Correlation Between Franklin High and Dunham Small
Can any of the company-specific risk be diversified away by investing in both Franklin High and Dunham Small at the same time? Although using a correlation coefficient on its own may not help to predict future stock returns, this module helps to understand the diversifiable risk of combining Franklin High and Dunham Small into the same portfolio, which is an essential part of the fundamental portfolio management process.
By analyzing existing cross correlation between Franklin High Income and Dunham Small Cap, you can compare the effects of market volatilities on Franklin High and Dunham Small and check how they will diversify away market risk if combined in the same portfolio for a given time horizon. You can also utilize pair trading strategies of matching a long position in Franklin High with a short position of Dunham Small. Check out your portfolio center. Please also check ongoing floating volatility patterns of Franklin High and Dunham Small.
Diversification Opportunities for Franklin High and Dunham Small
0.09 | Correlation Coefficient |
Significant diversification
The 3 months correlation between Franklin and Dunham is 0.09. Overlapping area represents the amount of risk that can be diversified away by holding Franklin High Income and Dunham Small Cap in the same portfolio, assuming nothing else is changed.

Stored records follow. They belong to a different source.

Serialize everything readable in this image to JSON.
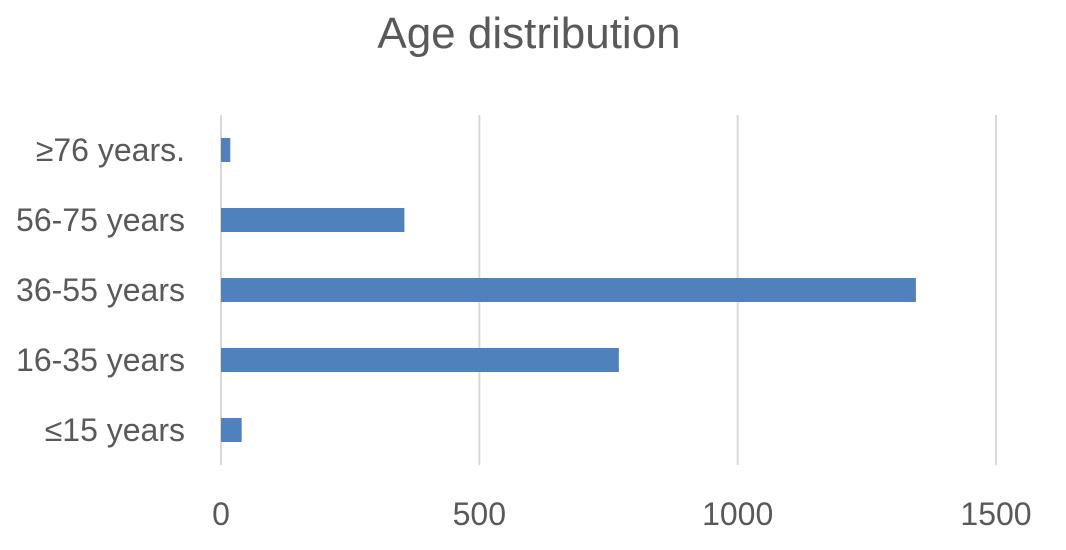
{
  "chart_data": {
    "type": "bar",
    "orientation": "horizontal",
    "title": "Age distribution",
    "xlabel": "",
    "ylabel": "",
    "categories": [
      "≤15 years",
      "16-35 years",
      "36-55 years",
      "56-75 years",
      "≥76 years."
    ],
    "values": [
      40,
      770,
      1345,
      355,
      18
    ],
    "xlim": [
      0,
      1500
    ],
    "ticks": [
      0,
      500,
      1000,
      1500
    ],
    "tick_labels": [
      "0",
      "500",
      "1000",
      "1500"
    ],
    "grid": true,
    "legend": "none",
    "bar_color": "#4f81bd"
  }
}
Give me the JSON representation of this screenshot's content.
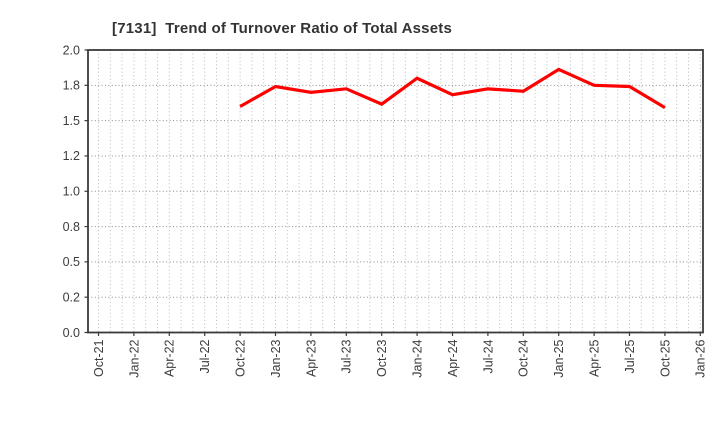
{
  "window": {
    "background": "#ffffff"
  },
  "chart_data": {
    "type": "line",
    "title": "[7131]  Trend of Turnover Ratio of Total Assets",
    "stock_code": "7131",
    "xlabel": "",
    "ylabel": "",
    "x_tick_labels": [
      "Oct-21",
      "Jan-22",
      "Apr-22",
      "Jul-22",
      "Oct-22",
      "Jan-23",
      "Apr-23",
      "Jul-23",
      "Oct-23",
      "Jan-24",
      "Apr-24",
      "Jul-24",
      "Oct-24",
      "Jan-25",
      "Apr-25",
      "Jul-25",
      "Oct-25",
      "Jan-26"
    ],
    "y_tick_labels": [
      "0.0",
      "0.2",
      "0.5",
      "0.8",
      "1.0",
      "1.2",
      "1.5",
      "1.8",
      "2.0"
    ],
    "y_axis_note": "tick labels are evenly spaced (non-uniform value steps)",
    "ylim_labels": [
      0.0,
      2.0
    ],
    "grid": true,
    "minor_vertical_gridlines_per_quarter": 3,
    "legend": "none",
    "series": [
      {
        "name": "Turnover Ratio of Total Assets",
        "color": "#ff0000",
        "points": [
          {
            "x": "Oct-22",
            "y": 1.62
          },
          {
            "x": "Jan-23",
            "y": 1.79
          },
          {
            "x": "Apr-23",
            "y": 1.74
          },
          {
            "x": "Jul-23",
            "y": 1.77
          },
          {
            "x": "Oct-23",
            "y": 1.64
          },
          {
            "x": "Jan-24",
            "y": 1.84
          },
          {
            "x": "Apr-24",
            "y": 1.72
          },
          {
            "x": "Jul-24",
            "y": 1.77
          },
          {
            "x": "Oct-24",
            "y": 1.75
          },
          {
            "x": "Jan-25",
            "y": 1.89
          },
          {
            "x": "Apr-25",
            "y": 1.8
          },
          {
            "x": "Jul-25",
            "y": 1.79
          },
          {
            "x": "Oct-25",
            "y": 1.61
          }
        ]
      }
    ],
    "colors": {
      "line": "#ff0000",
      "title_text": "#333333",
      "axis_border": "#3a3a3a",
      "major_grid": "#8c8c8c",
      "minor_grid": "#b3b3b3",
      "tick_label": "#3d3d3d"
    }
  }
}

The correlation between historical prices or returns on Dunham Small Cap and Franklin High is a relative statistical measure of the degree to which these equity instruments tend to move together. The correlation coefficient measures the extent to which returns on Franklin High Income are associated (or correlated) with Dunham Small. Values of the correlation coefficient range from -1 to +1, where. The correlation of zero (0) is possible when the price movement of Dunham Small Cap has no effect on the direction of Franklin High i.e., Franklin High and Dunham Small go up and down completely randomly.
Pair Corralation between Franklin High and Dunham Small
Assuming the 90 days horizon Franklin High Income is expected to generate 0.24 times more return on investment than Dunham Small. However, Franklin High Income is 4.25 times less risky than Dunham Small. It trades about 0.07 of its potential returns per unit of risk. Dunham Small Cap is currently generating about -0.13 per unit of risk. If you would invest 174.00 in Franklin High Income on December 1, 2024 and sell it today you would earn a total of 2.00 from holding Franklin High Income or generate 1.15% return on investment over 90 days.
Time Period | 3 Months [change] |
Direction | Moves Together |
Strength | Insignificant |
Accuracy | 100.0% |
Values | Daily Returns |
Franklin High Income vs. Dunham Small Cap
Performance |
Timeline |
Franklin High Income |
Dunham Small Cap |
Franklin High and Dunham Small Volatility Contrast
Predicted Return Density |
Returns |
Pair Trading with Franklin High and Dunham Small
The main advantage of trading using opposite Franklin High and Dunham Small positions is that it hedges away some unsystematic risk. Because of two separate transactions, even if Franklin High position performs unexpectedly, Dunham Small can make up some of the losses. Pair trading also minimizes risk from directional movements in the market. For example, if an entire industry or sector drops because of unexpected headlines, the short position in Dunham Small will offset losses from the drop in Dunham Small's long position.The idea behind Franklin High Income and Dunham Small Cap pairs trading is to make the combined position market-neutral, meaning the overall market's direction will not affect its win or loss (or potential downside or upside). This can be achieved by designing a pairs trade with two highly correlated stocks or equities that operate in a similar space or sector, making it possible to obtain profits through simple and relatively low-risk investment.Dunham Small vs. Prudential Emerging Markets | Dunham Small vs. Aig Government Money | Dunham Small vs. Jpmorgan Trust I | Dunham Small vs. Franklin Government Money |
Check out your portfolio center.Note that this page's information should be used as a complementary analysis to find the right mix of equity instruments to add to your existing portfolios or create a brand new portfolio. You can also try the Alpha Finder module to use alpha and beta coefficients to find investment opportunities after accounting for the risk.